Dyer, Ian: Awesomely large and strong rider from the early Broughty Velo days through to late 80s. Unfortunately his ambition fell way short of his physical capacity. Ian could do just about anything on a bike and was a top class tester, sprinter, climber and bike handler. He could out-sprint almost anyone without getting out of the saddle. Ian loved to torture weaker riders but rarely went out with the main Dundee bunch. When he did things could get interesting. I remember Tony Hastie trying it on up the Knapp one night. The large group contained only a few guys who knew Ian and they kept quiet. Needless to say Tony was ultimately shelled and only super-fly Eddie Flynn could hold him and they disappeared. Going out with the bunch did also reveal his Achiles heal - endurance. Winter 1989 Ian rode some of the longer runs and could suffer towards the end. I was truly flying that winter and stamina was my strongest point and for that one short period I think he may have actually respected a mortal such as me! Ian makes his first appearance here.
Darnell, Ian: Ian was a student in Dundee in the mid 90s and I met him on a few bike rides. Was a handy climber both then and now. Did not really get to know him at that time. When I was offered a job at Schlumberger (now Tokheim) in 1998 Phil Morris recommended I speak to Ian for advice. Ian basically said it was a bit of a shambles and stressy and many of the best engineers were leaving. I took the job anyway and Ian was spot on - two years was enough for me.
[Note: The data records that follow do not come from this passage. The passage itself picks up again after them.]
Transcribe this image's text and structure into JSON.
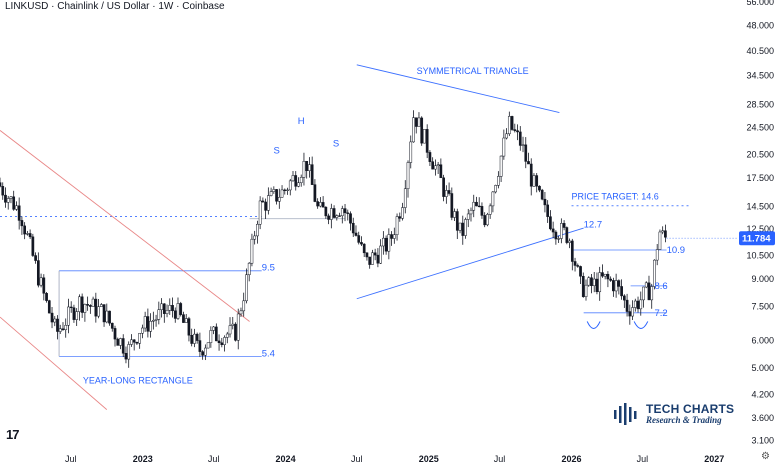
{
  "header": {
    "title": "LINKUSD · Chainlink / US Dollar · 1W · Coinbase"
  },
  "price_badge": {
    "value": "11.784",
    "color": "#2962ff"
  },
  "branding": {
    "name": "TECH CHARTS",
    "tagline": "Research & Trading"
  },
  "icons": {
    "logo": "tradingview-logo-icon",
    "brand": "tech-charts-bars-icon",
    "settings": "gear-icon"
  },
  "colors": {
    "up": "#ffffff",
    "down": "#131722",
    "annotation": "#2962ff",
    "diagonal": "#e57373"
  },
  "chart_data": {
    "type": "candlestick",
    "y_scale": "log",
    "y_ticks": [
      "3.100",
      "3.600",
      "4.200",
      "5.000",
      "6.000",
      "7.500",
      "9.000",
      "10.500",
      "12.500",
      "14.500",
      "17.500",
      "20.500",
      "24.500",
      "28.500",
      "34.500",
      "40.500",
      "48.000",
      "56.000"
    ],
    "x_ticks": [
      {
        "label": "Jul",
        "date": "2022-07",
        "bold": false
      },
      {
        "label": "2023",
        "date": "2023-01",
        "bold": true
      },
      {
        "label": "Jul",
        "date": "2023-07",
        "bold": false
      },
      {
        "label": "2024",
        "date": "2024-01",
        "bold": true
      },
      {
        "label": "Jul",
        "date": "2024-07",
        "bold": false
      },
      {
        "label": "2025",
        "date": "2025-01",
        "bold": true
      },
      {
        "label": "Jul",
        "date": "2025-07",
        "bold": false
      },
      {
        "label": "2026",
        "date": "2026-01",
        "bold": true
      },
      {
        "label": "Jul",
        "date": "2026-07",
        "bold": false
      },
      {
        "label": "2027",
        "date": "2027-01",
        "bold": true
      }
    ],
    "price_path": [
      [
        "2022-01",
        17.0
      ],
      [
        "2022-03",
        14.0
      ],
      [
        "2022-05",
        8.0
      ],
      [
        "2022-06",
        6.3
      ],
      [
        "2022-08",
        7.8
      ],
      [
        "2022-10",
        7.2
      ],
      [
        "2022-11",
        6.2
      ],
      [
        "2022-12",
        5.6
      ],
      [
        "2023-01",
        6.5
      ],
      [
        "2023-03",
        7.2
      ],
      [
        "2023-04",
        7.4
      ],
      [
        "2023-06",
        5.6
      ],
      [
        "2023-07",
        6.2
      ],
      [
        "2023-09",
        6.3
      ],
      [
        "2023-10",
        9.0
      ],
      [
        "2023-11",
        14.5
      ],
      [
        "2024-01",
        16.0
      ],
      [
        "2024-03",
        19.5
      ],
      [
        "2024-04",
        14.0
      ],
      [
        "2024-06",
        14.5
      ],
      [
        "2024-07",
        12.5
      ],
      [
        "2024-08",
        10.0
      ],
      [
        "2024-10",
        11.5
      ],
      [
        "2024-11",
        15.0
      ],
      [
        "2024-12",
        27.0
      ],
      [
        "2025-01",
        22.0
      ],
      [
        "2025-02",
        18.0
      ],
      [
        "2025-04",
        12.0
      ],
      [
        "2025-05",
        14.5
      ],
      [
        "2025-06",
        13.5
      ],
      [
        "2025-07",
        18.0
      ],
      [
        "2025-08",
        25.0
      ],
      [
        "2025-09",
        22.0
      ],
      [
        "2025-10",
        17.0
      ],
      [
        "2025-11",
        14.0
      ],
      [
        "2025-12",
        12.5
      ],
      [
        "2026-01",
        12.0
      ],
      [
        "2026-02",
        8.5
      ],
      [
        "2026-03",
        8.6
      ],
      [
        "2026-04",
        9.0
      ],
      [
        "2026-05",
        8.7
      ],
      [
        "2026-06",
        7.4
      ],
      [
        "2026-07",
        7.8
      ],
      [
        "2026-08",
        8.6
      ],
      [
        "2026-08-20",
        12.4
      ],
      [
        "2026-09",
        11.78
      ]
    ],
    "annotations": [
      {
        "label": "YEAR-LONG RECTANGLE",
        "at": [
          "2022-08",
          4.6
        ]
      },
      {
        "label": "9.5",
        "at": [
          "2023-11",
          9.7
        ]
      },
      {
        "label": "5.4",
        "at": [
          "2023-11",
          5.5
        ]
      },
      {
        "label": "S",
        "at": [
          "2023-12",
          21.0
        ]
      },
      {
        "label": "H",
        "at": [
          "2024-02",
          25.5
        ]
      },
      {
        "label": "S",
        "at": [
          "2024-05",
          22.0
        ]
      },
      {
        "label": "SYMMETRICAL TRIANGLE",
        "at": [
          "2024-12",
          35.5
        ]
      },
      {
        "label": "PRICE TARGET: 14.6",
        "at": [
          "2026-01",
          15.5
        ]
      },
      {
        "label": "12.7",
        "at": [
          "2026-02",
          12.9
        ]
      },
      {
        "label": "10.9",
        "at": [
          "2026-09",
          10.9
        ]
      },
      {
        "label": "8.6",
        "at": [
          "2026-08",
          8.6
        ]
      },
      {
        "label": "7.2",
        "at": [
          "2026-08",
          7.2
        ]
      }
    ],
    "levels": [
      {
        "name": "rectangle-top",
        "value": 9.5,
        "from": "2022-06",
        "to": "2023-11"
      },
      {
        "name": "rectangle-bottom",
        "value": 5.4,
        "from": "2022-06",
        "to": "2023-11"
      },
      {
        "name": "neckline-hs",
        "value": 13.4,
        "from": "2023-10",
        "to": "2024-06"
      },
      {
        "name": "resistance-dotted",
        "value": 13.6,
        "from": "2022-01",
        "to": "2023-11"
      },
      {
        "name": "price-target-dotted",
        "value": 14.6,
        "from": "2026-01",
        "to": "2026-11"
      },
      {
        "name": "neckline-10.9",
        "value": 10.9,
        "from": "2026-01",
        "to": "2026-09"
      },
      {
        "name": "base-7.2",
        "value": 7.2,
        "from": "2026-02",
        "to": "2026-09"
      },
      {
        "name": "level-8.6",
        "value": 8.6,
        "from": "2026-06",
        "to": "2026-09"
      }
    ],
    "trendlines": [
      {
        "name": "triangle-upper",
        "from": [
          "2024-07",
          37.0
        ],
        "to": [
          "2025-12",
          27.0
        ]
      },
      {
        "name": "triangle-lower",
        "from": [
          "2024-07",
          7.9
        ],
        "to": [
          "2026-02",
          12.6
        ]
      },
      {
        "name": "diagonal-down",
        "from": [
          "2022-01",
          24.0
        ],
        "to": [
          "2023-10",
          6.8
        ]
      },
      {
        "name": "diagonal-low",
        "from": [
          "2022-01",
          7.0
        ],
        "to": [
          "2022-10",
          3.8
        ]
      }
    ]
  }
}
In 2002 with Ian, Phil, Andy Brewster, Drew Lambourne and Jeroen Westerink we did a week of biking in the Ardennes and since then Ian and I have been ignoring each others career advice on a regular basis. Locations include Nice and Vosges in 2003, Alps in 2004 and Vosges in 2008. In 2005 Ian moved to Brugges in Belgium for a year which meant he was just down the road (200km or so) and we did a few bike rides including the Tour of Flanders sportive.